Iran announced Monday that it had increased its uranium enrichment and advanced the development of the ability to manufacture a nuclear weapon within six months.
The resumption of enrichment to 20 percent was the last in a series of escalations that followed President Trump’s decision to withdraw the United States from a 2015 nuclear deal that restricted Iran to enrichment levels of 4 to 5 percent.
An Iranian government spokesman Ali Rabiei told the state news agency IRNA on Monday that President Hassan Rouhani had ordered the implementation of a law passed last week to approve the new levels of enrichment.
“The process of producing 20 percent enriched uranium in the Fordow enrichment complex began a few minutes ago,” Rabiei told the semi-official Iranian news agency Mehr.
Fuel enriched to this level is not enough to make a bomb, but it is close. Going from current levels to 20 percent is far more difficult than going from Tat to the 90 percent purity traditionally used for bomb fuel.
The enrichment takes place in the newest Iranian nuclear facility Fordow, which is embedded deep in a mountain at a well protected base of the Islamic Revolutionary Guards Corps. A successful attack would require repeated attacks using the largest bunker bomb in the American arsenal.
The decision to increase uranium enrichment came as no surprise, but it was officially made after the murder of leading Iranian nuclear scientist Mohsen Fakhrizadeh in November, long identified by American and Israeli intelligence agencies as the leading figure in covert efforts to develop a nuclear warhead .
It also coincides with the first anniversary of the assassination of a distinguished military commander, Qassim Suleimani, in a United States missile attack.
Iranian officials have always maintained that their nuclear ambitions are for peaceful ends, not weapons. But they expressed anger and swore vengeance over the murder of atomic scientist Fakhrizadeh.
In December, Iranian lawmakers passed law ordering an immediate expansion of the uranium enrichment program and calling for international nuclear inspectors to be expelled if US sanctions were not lifted by early February, a direct challenge to President-elect Joseph R. Biden Jr.
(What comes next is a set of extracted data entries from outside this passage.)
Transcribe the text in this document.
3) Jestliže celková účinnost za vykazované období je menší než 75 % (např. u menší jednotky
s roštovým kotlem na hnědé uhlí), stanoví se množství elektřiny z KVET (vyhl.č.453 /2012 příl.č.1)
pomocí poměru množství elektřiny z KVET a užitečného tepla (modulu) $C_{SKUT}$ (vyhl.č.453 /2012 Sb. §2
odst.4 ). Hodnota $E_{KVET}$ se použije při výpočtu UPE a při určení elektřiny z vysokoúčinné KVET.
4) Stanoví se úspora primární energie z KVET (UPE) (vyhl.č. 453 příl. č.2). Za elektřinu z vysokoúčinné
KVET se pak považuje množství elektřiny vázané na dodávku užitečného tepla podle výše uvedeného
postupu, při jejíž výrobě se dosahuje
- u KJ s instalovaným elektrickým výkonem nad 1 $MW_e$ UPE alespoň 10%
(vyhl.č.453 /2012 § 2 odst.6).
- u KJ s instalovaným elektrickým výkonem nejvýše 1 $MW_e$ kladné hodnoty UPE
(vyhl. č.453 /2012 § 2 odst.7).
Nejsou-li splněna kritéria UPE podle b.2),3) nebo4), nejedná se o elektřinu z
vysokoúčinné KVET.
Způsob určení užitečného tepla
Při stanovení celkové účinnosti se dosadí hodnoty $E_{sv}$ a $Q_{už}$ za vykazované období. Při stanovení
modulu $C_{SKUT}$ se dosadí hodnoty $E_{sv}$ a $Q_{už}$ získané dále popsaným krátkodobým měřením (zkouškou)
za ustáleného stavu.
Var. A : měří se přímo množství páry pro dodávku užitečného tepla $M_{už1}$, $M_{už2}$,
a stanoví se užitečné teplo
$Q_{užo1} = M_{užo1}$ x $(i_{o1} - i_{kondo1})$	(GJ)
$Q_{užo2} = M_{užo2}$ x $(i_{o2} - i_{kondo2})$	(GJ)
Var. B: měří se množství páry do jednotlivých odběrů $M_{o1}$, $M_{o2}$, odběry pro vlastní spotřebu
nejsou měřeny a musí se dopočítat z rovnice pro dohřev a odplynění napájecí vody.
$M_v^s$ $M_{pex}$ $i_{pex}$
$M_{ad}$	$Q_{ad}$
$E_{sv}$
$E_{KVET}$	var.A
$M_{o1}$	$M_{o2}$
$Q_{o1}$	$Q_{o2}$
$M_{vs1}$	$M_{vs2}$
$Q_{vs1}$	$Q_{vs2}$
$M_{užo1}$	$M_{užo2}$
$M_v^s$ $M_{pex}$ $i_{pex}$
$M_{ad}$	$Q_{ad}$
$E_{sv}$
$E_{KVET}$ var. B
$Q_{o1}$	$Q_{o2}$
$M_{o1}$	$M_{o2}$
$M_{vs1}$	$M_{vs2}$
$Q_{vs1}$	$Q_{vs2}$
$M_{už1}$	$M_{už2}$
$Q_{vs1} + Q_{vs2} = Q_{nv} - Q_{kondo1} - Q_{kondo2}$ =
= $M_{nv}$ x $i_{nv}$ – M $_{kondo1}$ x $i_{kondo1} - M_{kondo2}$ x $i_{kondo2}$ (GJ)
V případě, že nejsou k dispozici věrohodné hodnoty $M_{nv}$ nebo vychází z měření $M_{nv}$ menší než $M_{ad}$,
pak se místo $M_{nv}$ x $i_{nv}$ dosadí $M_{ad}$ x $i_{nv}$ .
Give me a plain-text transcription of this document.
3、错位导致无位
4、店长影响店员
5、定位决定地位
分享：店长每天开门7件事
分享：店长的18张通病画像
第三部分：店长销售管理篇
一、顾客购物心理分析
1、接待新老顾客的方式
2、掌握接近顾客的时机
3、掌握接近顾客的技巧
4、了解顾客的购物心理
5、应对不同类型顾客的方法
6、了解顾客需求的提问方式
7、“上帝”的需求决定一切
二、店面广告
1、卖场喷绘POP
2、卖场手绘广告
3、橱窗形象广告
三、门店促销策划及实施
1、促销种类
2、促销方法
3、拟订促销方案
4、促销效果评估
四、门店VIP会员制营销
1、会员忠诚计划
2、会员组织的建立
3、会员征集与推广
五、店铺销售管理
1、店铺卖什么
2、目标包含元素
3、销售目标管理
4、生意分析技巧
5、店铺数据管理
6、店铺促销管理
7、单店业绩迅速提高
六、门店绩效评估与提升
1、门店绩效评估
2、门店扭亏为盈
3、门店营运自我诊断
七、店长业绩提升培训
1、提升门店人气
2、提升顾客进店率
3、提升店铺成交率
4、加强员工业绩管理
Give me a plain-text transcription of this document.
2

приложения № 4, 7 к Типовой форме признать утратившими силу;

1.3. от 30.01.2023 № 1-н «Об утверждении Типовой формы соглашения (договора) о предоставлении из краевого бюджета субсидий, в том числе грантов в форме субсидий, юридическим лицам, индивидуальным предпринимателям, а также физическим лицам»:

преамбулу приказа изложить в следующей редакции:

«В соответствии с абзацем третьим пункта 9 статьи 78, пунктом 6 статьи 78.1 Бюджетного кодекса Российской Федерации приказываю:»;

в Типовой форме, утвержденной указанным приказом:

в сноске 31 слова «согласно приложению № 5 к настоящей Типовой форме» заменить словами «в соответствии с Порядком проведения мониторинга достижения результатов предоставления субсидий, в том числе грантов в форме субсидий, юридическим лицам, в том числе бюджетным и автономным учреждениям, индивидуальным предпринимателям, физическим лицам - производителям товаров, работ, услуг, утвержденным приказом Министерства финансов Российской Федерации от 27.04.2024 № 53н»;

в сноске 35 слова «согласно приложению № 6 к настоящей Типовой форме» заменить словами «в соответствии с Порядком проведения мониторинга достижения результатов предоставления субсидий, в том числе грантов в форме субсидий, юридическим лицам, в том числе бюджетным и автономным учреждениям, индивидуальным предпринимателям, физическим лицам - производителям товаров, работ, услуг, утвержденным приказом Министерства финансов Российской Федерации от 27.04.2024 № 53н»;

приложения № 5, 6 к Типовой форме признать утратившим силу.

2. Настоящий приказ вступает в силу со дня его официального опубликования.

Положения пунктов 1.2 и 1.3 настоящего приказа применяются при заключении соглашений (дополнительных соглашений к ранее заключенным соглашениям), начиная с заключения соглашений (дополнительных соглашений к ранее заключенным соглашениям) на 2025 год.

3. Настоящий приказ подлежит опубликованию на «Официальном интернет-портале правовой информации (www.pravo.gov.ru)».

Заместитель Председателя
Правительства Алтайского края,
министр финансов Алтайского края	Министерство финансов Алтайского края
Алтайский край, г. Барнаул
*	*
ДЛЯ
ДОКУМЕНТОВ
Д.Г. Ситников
Jake Sullivan, Mr Biden’s new national security advisor, was optimistic that the 2015 nuclear deal could still be bailed out.
In a foreign affairs article published in May, Mr. Sullivan and Daniel Benaim, an advisor to Mr. Biden in the Middle East, argued when he was Vice President that the United States “should immediately restore nuclear diplomacy with Iran and save what it can from the 2015 nuclear deal ”and then work with allies and Iran“ to negotiate a follow-up deal ”.
When Sullivan appeared on CNN on Sunday, he said that once Iran resumed compliance with the 2015 nuclear deal, there would be talks about its missile capabilities.
“In these broader negotiations we can ultimately set limits to Iranian ballistic missile technology,” said Sullivan, “and we want to try to achieve that through diplomacy.”
However, the missile program was not addressed in the previous agreement as the Iranians refused to restrict their development or testing.
And that assumes that the Iranians would be ready in any case to return to the terms of the 2015 agreement.